Şirin Payzın'ın Milliyet gazetesinde "Clinton'la kahve molası" başlığıyla yayımlanan (17 Temmuz 2011) yazısı şöyle:
Clinton’la kahve molası
Televizyon habercilerinin ve gazetecilerin her zaman amacı aynıdır. Kimsenin alamadığı röportajı kapmak. Amerikan başkanları ve dışişleri bakanları söz konusu olunca rekabet kızışır. Çünkü röportaj almak zordur. Konuşmazlar, konuşacakları zaman da bir ya da iki kişiyi röportaj verirler
Bu sefer de öyle oldu. CNN Türk röportaj verilecek tek yayıncı kuruluş seçildi. Haftanın 3 günü tartışma programı yönettiğim için, Hillary Clinton’u gençlerle biraraya getirme fikri çok hoşuma gitti. Röportajın hazırlıkları 3 gün sürdü. Bugüne kadar pek çok ülkenin lideriyle konuştum. Arap ülkelerinden Avrupa’ya kadar. Ama itiraf etmeliyim ki bugüne kadar Hillary Clinton’un ekibi kadar titiz çalışan, her ayrıntıyla uğraşan, kılı kırk yaran bir ekip görmedim. Çayını nasıl içecek? Bardakta mı, fincanda mı? Türk kahvesi mi içse? Yok, telve hoşuna gitmiyor! Hangi renk elbise daha olumlu bir mesaj verir? Her türlü ayrıntının üzerinde duruldu. Kameranın nerelere yerleştirileceğinden ışığa, danışmanlarının oturacağı yerden kaç kişinin elini sıkacağına kadar... Bütün bu ayrıntılar arasında bir konu hiç konuşulmadı. O da, ne sorulacağı. Daha doğrusu ne soracağımız. “Twitter ve e-posta mesajları da aldığımız için özel hayatıyla ilgili gelebilecek sorular olabilir” dediğimizde, danışmanı sadece şu cümleyi kurdu: “Kendisi her türlü soruyu cevaplamaya hazır. Zor sorulardan hoşlanır. Asla ters tepki vermez, bozulmaz, azarlamaz. Dilediğinizi sorabilirsiniz. Özel hayati dahil...” Bizler açısından ne büyük rahatlama ve değişiklik doğrusu! Zaten röportajın en uzun cevap verdiği sorusu da, basın özgürlüğü ve demokratikleşme oldu.
En çok PKK soruldu
Türkiye’nin dört bir yanından; Adana’dan, Kahramanmaraş’tan, Konya’dan gelen genç iş kadını, adamı, yatırımcı, avukat, sivil toplum temsilcileri ile yayını gerçekleştirdik. En çok PKK, Washington’un terörle mücadelede Türkiye’yi yanlız bıraktığı, Kürt sorununun çözümü, demokratikleşme, basın özgürlüğü soruldu.

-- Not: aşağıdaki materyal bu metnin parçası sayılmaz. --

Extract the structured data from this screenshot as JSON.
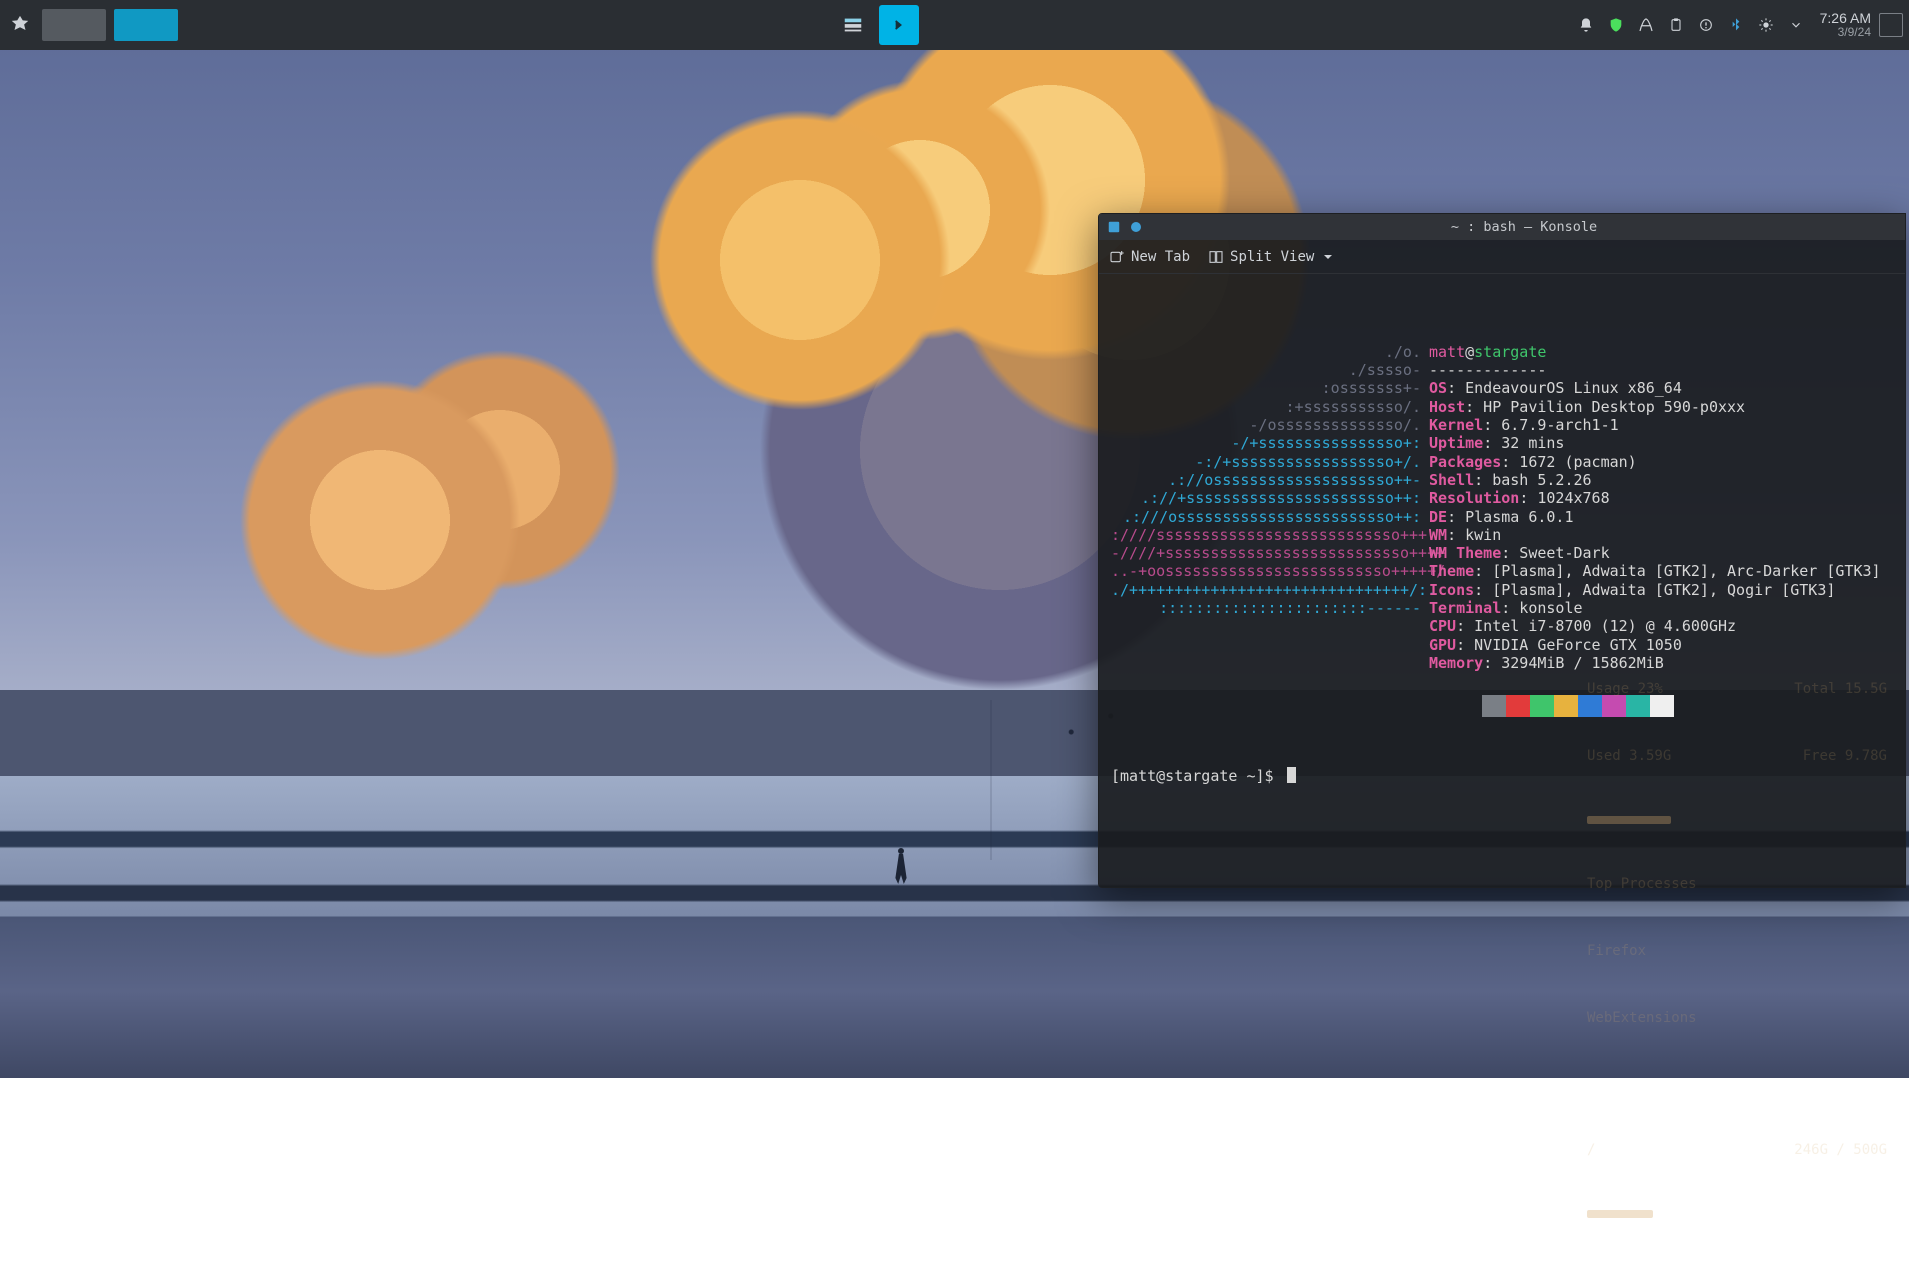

Amerikalıları her konuda eleştirebiliriz ama eleştirilemeyecek tek şey organizasyon kabiliyetleri. Hillary Clinton yaklaşık 30 kişilik ekiple geziyor. Ama ne sağı solu ittiren kaktıran korumalar gördük, ne de etrafını saran ve iş yapmayı zorlaştıran danışmanlar. Sanki yanlızmışcasına sakin geldi, aynı sakinlikte ayrıldı. Bu da bizim için değişiklik doğrusu!
Daha zayıf ve güler yüzlü
Hillary Clinton’u ekranlarda göründüğünden daha yumuşak, zayıf, güler yüzlü ama ekranlarda göründüğü gibi kendinden emin, konusuna hakim, danışmanları tarafından yönlendirilmeyen tam tersi ekibi üzerinde tam kontrolü olan, dosyasına hakim buldum. Konuşurken karşısındaki kişinin gözlerinin içine bakıyor. Ne dediğini biliyor.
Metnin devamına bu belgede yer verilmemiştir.